5. Remove the top sheets of plastic wrap from 1 dough portion. Flip over so the remaining plastic wrap is on top, and fit the dough into the bottom and up the sides of a 10-inch deep-dish pie plate coated with cooking spray (a little bit of the dough should extend beyond the pie plate). Discard the remaining plastic wrap. Spoon the apple filling into the crust, and brush the edges of the crust lightly with water.
6. Remove the top sheets of plastic from the remaining dough portion, and place, plastic wrap side up up, over the pie filling. Remove the remaining plastic, and press the edges of the top and bottom dough together; fold the edges under and flute.
7. Cut 3 (1-inch) slits in the top of the dough with a sharp knife, and brush the top of the dough evenly with the Ener-G egg. Place the pie plate on a baking sheet, and bake at 400 degrees for 45 minutes. Cool completely on a wire rack.

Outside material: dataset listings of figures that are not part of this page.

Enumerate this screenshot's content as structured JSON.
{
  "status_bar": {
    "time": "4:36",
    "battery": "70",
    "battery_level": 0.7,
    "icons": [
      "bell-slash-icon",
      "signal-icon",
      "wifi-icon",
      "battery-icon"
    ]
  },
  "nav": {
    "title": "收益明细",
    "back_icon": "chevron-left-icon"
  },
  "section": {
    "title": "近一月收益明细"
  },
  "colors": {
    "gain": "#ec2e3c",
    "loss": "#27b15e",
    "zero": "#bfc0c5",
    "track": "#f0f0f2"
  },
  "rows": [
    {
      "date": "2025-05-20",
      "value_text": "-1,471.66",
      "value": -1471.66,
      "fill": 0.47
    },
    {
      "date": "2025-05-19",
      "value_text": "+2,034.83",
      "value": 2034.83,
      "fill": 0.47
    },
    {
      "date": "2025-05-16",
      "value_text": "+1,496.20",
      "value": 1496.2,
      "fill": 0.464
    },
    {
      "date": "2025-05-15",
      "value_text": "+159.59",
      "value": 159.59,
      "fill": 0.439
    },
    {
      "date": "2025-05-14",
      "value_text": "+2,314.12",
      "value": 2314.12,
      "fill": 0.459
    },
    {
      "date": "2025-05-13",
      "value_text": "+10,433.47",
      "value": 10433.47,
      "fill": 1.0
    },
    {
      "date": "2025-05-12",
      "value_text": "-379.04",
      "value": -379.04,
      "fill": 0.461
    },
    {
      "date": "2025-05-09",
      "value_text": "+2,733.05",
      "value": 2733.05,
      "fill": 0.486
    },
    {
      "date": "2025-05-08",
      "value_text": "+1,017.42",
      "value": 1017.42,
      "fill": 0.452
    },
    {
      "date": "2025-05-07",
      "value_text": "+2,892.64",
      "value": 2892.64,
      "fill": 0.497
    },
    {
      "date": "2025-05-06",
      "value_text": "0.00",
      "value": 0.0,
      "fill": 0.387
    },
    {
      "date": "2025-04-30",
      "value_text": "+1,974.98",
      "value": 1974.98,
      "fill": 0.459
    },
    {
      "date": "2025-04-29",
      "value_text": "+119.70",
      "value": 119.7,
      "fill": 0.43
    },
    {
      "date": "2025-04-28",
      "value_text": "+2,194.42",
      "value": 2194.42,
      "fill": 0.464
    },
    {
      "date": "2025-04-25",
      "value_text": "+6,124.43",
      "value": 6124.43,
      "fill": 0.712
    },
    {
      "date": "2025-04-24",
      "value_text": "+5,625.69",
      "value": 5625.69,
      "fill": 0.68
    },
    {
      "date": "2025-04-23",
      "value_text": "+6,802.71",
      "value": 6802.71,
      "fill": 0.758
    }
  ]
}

10 servings (1 wedge), Calories 285
I expected the crust to be the best part about this recipe, but the filling delighted me more. Between the spicy ginger and the brightness of the lemon juice, it was quite different from your standard apple pie - in the best way. The crust was equally deliciously different, more like the savory cheese crackers my grandmother used to make at family get-togethers. However, the cheddar flavor was very toned down and muted, when combined with all the other flavors of the pie. I would not only add a touch more cheddar to the crust, but would sneak some into the filling next time.
Here are just a couple more fun vegan cheese and fruit pairings to try.
Skip the pizza and just serve slices of buttery Vegan Gourmet Monterey Jack with sliced mango for a snack.
Spoon Tofutti's new Better than Ricotta over berries and serve for an easy dessert - yum!